[personal profile] batskeets
I can already tell that I'm going to be terribly long-winded this evening, so I'll split up the post a bit. :)

The part of the weekend that made me think "massive upheaval" was the fact that this evening, I came back to an emptier house, because I am now minus one roommate.

We've been a zany trio up here for so long that it seems utterly bizarre to be down to two people all of a sudden. I keep expecting him to wander out of his room and tell me about a new idea he's had, or a nutty story he read, or make a pop culture reference that would fly over most other people's heads. Part of my brain thinks he's just visiting family or off doing graduate school interviews, and that he'll come rolling back in any day now.

One thought I had when I wrote my letter to him really summed up how much he's supported me since we met: "You have never tried to convince me that I am anything other than the best person I can be." There are very few people I could honestly say that about.

When most people tell you that they love you and that you're a worthwhile person, there's a caveat attached to it. You'd be great if you worked harder, or if you called more often, or if you did X, Y, and Z when you ABCed. Even if they don't say it, sometimes you still know that the extra clause is there. But, when someone is standing behind you, telling you that hey, you're a great person, and you're going to be fine, and that's *all* they say, it's a really big deal. When it comes without the conditionals and the if-onlys, it can become such a meaningful gift.

I don't think a lot of people have had the fortune of receiving as much from him as I have, so I'm grateful to have had it at all. I keep trying to put to words how immensely positive a contribution he's made to my life, but I don't think I'll ever succeed, and that makes me sad. I can only hope that someone else is fortunate enough to learn about it firsthand.

I can't say that I'm screaming and protesting this change, though, because part of me feels like it's time to be doing it. I think the three of us have gone about as far as we can in the situation that we've shared. But I'm still sad and thrown off by it, and there is part of me that doesn't comprehend why we can't keep traipsing along the path, with our arms linked together like we're in the Wizard of Oz.

Well, here I am getting sniffly again, so I should probably sign off and go to bed.
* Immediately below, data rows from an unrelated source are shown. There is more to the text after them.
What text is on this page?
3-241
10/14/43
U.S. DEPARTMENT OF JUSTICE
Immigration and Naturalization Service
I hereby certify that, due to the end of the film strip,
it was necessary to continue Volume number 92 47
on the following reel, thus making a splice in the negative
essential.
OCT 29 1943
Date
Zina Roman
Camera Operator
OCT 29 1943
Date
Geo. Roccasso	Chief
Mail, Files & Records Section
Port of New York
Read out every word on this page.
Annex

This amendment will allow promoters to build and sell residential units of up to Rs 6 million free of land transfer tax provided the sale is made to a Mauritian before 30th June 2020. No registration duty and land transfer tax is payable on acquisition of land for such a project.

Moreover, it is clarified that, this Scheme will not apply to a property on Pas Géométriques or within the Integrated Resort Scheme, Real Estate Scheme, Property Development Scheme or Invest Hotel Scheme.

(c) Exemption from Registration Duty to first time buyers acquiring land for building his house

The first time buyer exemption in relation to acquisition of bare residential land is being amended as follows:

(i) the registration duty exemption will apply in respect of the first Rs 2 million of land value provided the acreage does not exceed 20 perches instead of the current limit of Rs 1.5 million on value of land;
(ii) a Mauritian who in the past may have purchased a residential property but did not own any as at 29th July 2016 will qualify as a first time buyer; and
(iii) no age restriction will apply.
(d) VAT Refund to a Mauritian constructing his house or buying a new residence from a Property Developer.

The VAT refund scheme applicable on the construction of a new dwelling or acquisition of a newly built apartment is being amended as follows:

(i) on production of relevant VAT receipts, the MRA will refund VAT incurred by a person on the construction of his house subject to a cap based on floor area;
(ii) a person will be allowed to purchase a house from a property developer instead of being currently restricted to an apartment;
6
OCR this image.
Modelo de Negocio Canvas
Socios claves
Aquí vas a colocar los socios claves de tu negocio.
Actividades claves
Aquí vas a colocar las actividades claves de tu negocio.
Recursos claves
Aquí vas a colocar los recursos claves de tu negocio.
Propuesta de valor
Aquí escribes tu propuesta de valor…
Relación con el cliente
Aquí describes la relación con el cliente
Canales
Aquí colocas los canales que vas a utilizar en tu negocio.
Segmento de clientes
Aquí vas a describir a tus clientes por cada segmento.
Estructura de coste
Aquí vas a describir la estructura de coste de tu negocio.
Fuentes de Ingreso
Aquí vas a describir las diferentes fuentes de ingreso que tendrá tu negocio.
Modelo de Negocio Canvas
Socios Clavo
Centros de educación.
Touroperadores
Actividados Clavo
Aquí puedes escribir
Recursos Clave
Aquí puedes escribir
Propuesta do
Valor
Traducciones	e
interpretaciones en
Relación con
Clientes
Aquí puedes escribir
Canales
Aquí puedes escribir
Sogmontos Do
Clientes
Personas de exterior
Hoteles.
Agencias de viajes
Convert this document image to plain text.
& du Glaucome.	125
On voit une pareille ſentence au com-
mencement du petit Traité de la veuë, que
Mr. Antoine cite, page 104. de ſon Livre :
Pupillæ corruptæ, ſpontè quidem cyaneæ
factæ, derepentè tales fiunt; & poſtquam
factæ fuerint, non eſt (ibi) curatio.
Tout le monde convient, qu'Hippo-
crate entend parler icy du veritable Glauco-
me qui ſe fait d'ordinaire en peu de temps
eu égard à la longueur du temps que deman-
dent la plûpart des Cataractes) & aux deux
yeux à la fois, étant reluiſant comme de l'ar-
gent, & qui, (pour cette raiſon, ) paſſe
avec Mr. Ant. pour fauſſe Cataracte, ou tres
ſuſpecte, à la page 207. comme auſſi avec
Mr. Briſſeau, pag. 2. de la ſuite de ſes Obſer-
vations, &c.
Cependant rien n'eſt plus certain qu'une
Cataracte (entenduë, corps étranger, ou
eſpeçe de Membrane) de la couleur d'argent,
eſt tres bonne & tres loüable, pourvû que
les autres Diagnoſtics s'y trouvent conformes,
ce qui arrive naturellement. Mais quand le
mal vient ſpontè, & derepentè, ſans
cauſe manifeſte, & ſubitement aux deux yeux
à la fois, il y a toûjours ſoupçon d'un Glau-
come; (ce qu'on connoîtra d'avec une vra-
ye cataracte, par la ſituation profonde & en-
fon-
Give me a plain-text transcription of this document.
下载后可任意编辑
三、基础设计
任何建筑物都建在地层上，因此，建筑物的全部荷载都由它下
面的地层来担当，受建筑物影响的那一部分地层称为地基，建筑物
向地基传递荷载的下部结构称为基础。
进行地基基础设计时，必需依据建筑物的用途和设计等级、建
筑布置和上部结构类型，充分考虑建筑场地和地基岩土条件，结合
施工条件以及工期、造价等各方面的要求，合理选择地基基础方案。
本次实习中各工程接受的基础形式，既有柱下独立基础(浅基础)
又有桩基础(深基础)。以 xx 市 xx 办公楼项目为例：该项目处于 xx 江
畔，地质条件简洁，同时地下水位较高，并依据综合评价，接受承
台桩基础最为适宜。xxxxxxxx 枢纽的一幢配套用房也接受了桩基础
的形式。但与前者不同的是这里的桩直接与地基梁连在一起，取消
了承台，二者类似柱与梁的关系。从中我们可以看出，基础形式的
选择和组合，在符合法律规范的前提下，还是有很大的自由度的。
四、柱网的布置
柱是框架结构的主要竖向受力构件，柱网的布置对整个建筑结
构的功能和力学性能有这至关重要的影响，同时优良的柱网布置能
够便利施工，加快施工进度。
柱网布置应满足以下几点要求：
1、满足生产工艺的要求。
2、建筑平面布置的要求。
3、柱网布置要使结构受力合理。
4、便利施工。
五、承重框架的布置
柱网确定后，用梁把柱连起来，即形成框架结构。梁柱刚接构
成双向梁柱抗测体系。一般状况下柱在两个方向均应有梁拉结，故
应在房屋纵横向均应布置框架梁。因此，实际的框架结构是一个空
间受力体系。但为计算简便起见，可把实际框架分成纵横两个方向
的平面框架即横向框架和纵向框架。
Date: 2004-06-14 07:34 am (UTC)

Date: 2004-06-14 09:35 am (UTC)
From: [identity profile] a-wags.livejournal.com
having/feeling love like that is rare and so .... comforting

Date: 2004-06-14 04:11 pm (UTC)
From: [identity profile] skeets.livejournal.com
It *is*, and there are some times when you really need it... I'm sure some folks think I'm completely daft to call this dude one of my best friends, but it's rare to find somebody who laughs at all your stupid jokes, who understands the person you are, and who gives you that kind of support.